Objective: Although in vitro studies have shown that high concentrations of glucose can induce dysmorphogenesis of the embryonic kidney, the possible adverse effects of exposure to intrauterine hyperglycemia on kidney development, especially in regard to nephrogenesis, has not been evaluated. The aim of this study is to investigate the effects of maternal diabetes on glomeruli structures of the offspring, focusing on the following parameters: glomeruli volume and number, mesangium volume, mesangial cell number and glomerular capillary volume.
Materials and Methods: Before mating, fifteen female Sprague Dawley rats, divided into three groups, were diabetes induced by a single intraperitoneal dose of 65 mg/ kg streptozotocyn (STZ). After 30 days of breast feeding, ten offsprings from each group (two per mother) were randomly selected for kidney removal. The kidneys were weighed and their tissues were processed for light microscopy. Glomerular features were evaluated quantitatively using dissection as well as the Cavalieri method and were then compared with sham and control groups.

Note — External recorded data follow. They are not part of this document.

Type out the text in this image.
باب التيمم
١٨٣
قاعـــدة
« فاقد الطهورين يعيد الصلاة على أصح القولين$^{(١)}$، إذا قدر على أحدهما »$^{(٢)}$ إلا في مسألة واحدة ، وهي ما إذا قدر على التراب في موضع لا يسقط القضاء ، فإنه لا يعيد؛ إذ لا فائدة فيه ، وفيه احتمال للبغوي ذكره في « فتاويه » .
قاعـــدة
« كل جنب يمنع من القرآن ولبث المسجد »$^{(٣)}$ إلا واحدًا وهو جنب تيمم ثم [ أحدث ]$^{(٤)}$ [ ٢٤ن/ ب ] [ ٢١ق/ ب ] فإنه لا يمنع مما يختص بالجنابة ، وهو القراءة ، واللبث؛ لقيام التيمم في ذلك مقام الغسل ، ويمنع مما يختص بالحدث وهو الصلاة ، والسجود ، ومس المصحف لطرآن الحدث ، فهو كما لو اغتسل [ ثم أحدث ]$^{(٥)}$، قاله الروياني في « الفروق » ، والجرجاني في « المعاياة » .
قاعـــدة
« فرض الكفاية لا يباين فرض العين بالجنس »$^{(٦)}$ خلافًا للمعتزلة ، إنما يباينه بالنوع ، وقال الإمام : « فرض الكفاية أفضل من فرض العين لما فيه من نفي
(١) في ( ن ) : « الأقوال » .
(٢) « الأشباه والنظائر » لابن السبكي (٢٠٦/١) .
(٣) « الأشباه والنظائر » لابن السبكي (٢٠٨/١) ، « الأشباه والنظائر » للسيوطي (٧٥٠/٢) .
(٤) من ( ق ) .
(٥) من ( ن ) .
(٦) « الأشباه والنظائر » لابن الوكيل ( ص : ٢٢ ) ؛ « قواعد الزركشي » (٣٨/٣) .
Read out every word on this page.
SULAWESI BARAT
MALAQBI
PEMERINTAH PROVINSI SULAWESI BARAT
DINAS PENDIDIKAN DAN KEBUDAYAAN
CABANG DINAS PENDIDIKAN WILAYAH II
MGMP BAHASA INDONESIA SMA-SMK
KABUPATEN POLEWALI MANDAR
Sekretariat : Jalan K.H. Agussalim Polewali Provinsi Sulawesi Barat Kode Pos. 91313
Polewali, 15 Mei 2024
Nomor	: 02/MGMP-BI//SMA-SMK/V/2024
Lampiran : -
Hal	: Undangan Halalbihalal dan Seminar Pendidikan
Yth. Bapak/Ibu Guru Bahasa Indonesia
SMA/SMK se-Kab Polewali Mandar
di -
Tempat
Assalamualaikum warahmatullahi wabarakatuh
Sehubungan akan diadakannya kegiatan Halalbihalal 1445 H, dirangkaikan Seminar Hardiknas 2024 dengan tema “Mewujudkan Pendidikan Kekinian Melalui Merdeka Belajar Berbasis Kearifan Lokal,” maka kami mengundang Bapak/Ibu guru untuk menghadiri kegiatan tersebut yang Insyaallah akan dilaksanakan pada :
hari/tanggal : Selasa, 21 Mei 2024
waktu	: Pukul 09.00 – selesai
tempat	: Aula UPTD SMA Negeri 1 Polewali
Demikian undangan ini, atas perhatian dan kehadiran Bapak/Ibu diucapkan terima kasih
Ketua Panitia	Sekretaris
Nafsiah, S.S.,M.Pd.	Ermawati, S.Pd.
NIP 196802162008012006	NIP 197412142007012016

Results: At birth, the mean body weight of diabetic mothers’ offspring (DO) was significantly lower than that of the control group’s offspring (CO) and sham group’s offspring (SO) (p=0.001), however, the mean body weight of the 30 day-old DO was not lower than that of CO and SO (p>0.05). The total renal volumes, cortical volumes, glomerular mean and total volumes, total mesangeal volumes, total capillary volumes and total glomerular numbers were significantly lower in the DO than in CO and SO (p<0.05). The numerical density of glomeruli and mesangial cells per glomeruli were significantly greater in DO than in CO and SO (p<0.05).
Conclusion: We concluded that intrauterine hyperglycemia is accompanied by a nephron deficit which may not be compensated within the first 30 days after birth.